There was a time not long ago when all the liberal Washington pundits were clucking about immigration reform. They said that if there was a big bipartisan vote for it in the Senate, then the House would just have to give it a vote. I felt very lonely in saying—time and again—that everyone must be out of their fucking minds. It didn’t make sense for all these pundits to predict the success of the bill. After all, I’m rather new to all of this and these guys have been hanging around Washington for a long time. And I wasn’t predicting failure based on cynicism; I was predicting it based on the merits. I didn’t and still don’t see why it is to the advantage of Republicans to pass immigration reform when (1) most of them won’t vote for it; and (2) the party is unwilling to reach out to immigrants in any other way.

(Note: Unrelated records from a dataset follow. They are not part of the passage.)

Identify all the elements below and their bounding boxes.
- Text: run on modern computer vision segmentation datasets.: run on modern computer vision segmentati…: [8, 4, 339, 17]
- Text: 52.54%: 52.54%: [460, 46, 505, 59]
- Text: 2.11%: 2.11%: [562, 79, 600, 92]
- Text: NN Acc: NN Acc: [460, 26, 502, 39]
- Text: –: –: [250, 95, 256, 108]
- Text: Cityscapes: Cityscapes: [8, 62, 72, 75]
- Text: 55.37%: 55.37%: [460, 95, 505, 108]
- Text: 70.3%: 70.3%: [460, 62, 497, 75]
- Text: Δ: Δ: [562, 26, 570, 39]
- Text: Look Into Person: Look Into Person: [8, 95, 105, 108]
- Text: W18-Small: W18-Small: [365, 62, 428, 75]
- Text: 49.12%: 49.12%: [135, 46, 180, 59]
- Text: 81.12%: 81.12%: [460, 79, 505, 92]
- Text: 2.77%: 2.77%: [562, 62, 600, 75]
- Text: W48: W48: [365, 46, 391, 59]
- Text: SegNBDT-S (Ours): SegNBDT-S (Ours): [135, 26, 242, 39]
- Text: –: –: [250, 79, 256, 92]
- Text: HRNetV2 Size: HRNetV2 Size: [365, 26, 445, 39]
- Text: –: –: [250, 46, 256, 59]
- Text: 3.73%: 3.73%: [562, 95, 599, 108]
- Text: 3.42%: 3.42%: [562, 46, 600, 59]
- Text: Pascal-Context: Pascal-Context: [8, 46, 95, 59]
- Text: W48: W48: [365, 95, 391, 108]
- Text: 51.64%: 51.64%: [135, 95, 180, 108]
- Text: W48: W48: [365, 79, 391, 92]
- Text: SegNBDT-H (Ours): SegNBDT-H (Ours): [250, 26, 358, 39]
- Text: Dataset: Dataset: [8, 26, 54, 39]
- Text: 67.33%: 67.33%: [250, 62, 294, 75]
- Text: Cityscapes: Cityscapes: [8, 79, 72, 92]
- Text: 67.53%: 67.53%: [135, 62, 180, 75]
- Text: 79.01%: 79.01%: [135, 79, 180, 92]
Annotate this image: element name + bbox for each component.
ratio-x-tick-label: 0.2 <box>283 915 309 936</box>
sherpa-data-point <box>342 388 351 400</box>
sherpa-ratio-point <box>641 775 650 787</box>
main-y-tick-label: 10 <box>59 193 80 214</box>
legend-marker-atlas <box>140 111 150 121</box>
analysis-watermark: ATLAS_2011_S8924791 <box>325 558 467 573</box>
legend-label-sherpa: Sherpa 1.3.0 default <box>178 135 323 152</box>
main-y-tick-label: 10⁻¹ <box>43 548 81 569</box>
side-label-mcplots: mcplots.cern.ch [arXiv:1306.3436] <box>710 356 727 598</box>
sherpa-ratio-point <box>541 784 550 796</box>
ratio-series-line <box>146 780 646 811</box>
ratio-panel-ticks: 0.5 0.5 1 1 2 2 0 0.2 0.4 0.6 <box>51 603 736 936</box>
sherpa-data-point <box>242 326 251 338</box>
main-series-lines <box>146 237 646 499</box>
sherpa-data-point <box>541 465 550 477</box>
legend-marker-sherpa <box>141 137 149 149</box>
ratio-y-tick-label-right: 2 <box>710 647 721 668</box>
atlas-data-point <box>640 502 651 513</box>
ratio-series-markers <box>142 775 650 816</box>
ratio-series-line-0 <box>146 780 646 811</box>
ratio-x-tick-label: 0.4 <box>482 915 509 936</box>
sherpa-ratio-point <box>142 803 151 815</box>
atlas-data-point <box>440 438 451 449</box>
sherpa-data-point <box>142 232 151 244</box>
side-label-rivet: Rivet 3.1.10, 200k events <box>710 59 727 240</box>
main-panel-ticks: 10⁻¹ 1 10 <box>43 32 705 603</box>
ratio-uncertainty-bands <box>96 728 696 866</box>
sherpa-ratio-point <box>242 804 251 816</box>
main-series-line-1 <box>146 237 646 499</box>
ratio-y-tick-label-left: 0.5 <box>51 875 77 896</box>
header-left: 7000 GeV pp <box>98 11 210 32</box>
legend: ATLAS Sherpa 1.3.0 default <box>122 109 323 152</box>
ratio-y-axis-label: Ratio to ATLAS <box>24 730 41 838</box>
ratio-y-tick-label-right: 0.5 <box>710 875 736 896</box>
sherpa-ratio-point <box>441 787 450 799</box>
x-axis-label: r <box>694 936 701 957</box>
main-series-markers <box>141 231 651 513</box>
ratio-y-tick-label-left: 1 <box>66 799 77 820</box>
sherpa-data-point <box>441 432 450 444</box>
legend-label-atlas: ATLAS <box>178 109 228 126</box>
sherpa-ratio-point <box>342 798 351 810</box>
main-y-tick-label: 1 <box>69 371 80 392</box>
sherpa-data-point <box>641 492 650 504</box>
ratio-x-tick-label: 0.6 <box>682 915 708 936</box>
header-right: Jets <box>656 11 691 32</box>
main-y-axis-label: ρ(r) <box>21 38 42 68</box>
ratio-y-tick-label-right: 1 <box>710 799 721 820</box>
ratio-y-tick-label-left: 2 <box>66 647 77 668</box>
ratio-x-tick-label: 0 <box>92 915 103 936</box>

And then the bill passed in the Senate and there was much celebration, even though 70% of the Republicans in the Senate voted against the bill. That’s when Boehner got quite specific: he wasn’t going to bring the bill up for a vote unless a majority of the Republican caucus was for it. The Hallelujah Chorus ended and everywhere I looked, Washington pundits were sounding a lot like I had been. Suddenly, people were making lists of the reasons why immigration reform was always a long shot.
Not everyone gave up hope, of course. There was a group of pundits and reporters—especially over at the Washington Post—who I have taken to calling the Happy Horseshit Caucus. It is made up of a lot of very smart people who I admire and generally find quite insightful. And it is led by Greg Sargent. You know, despite the the frowning caricature, he’s got to be one of the most optimistic people in Washington. And I admire that. I love it when people call me Pollyanna, even if they are always being sarcastic. Optimism may not be my cup of tea, but I admire those who can manage it.
That’s not to say that it doesn’t look kind of sad to watch someone scraping the last couple of ounces out of the optimism barrel. And I’m afraid that Sargent is doing that today, although I could be wrong; he may go back and scrape some more later. This time, he is focused on a bit of handicapping that David Wasserman of The Cook Political Report has done. Wasserman thinks there “may be a narrow majority in the House who could be privately willing to support Boehner allowing a vote.” And then he goes on to mention three Republican Representatives that might be in this category. Setting aside the two weasels there, the fact that we know who some of these Representatives by name are an indication that they would not be willing to do so. Wouldn’t the fact that they allowed immigration reform to pass be used against them in a primary? I can even see it being worse, “Not only did my opponent allow amnesty for 11 million illegals, he wasn’t even willing to be honest with the voters of this great country!”
Look: I don’t want it to be this way. I think the bill as it now stands is marginally more good than bad. But I think the pathway to citizenship is far too difficult and long. I’m not keen on many of the big business sweeteners. And I don’t relish the idea of militarizing the border. For one thing, it looks bad; it looks like just what it is: racism. Remember: nearly half of the illegal immigration problem is from overstaying visas. So militarizing the boarder seems mostly to say, “We hate spics!”
Of course. Of course. It could happen. I would say that Sargent’s optimism barrel has maybe 3% left in it. But that means that my pessimism barrel is 97% full. H. L. Mencken was attacking democracy and the common man when he wrote his famous quotation. But no one in this world has ever lost money by underestimating the modern Republican Party.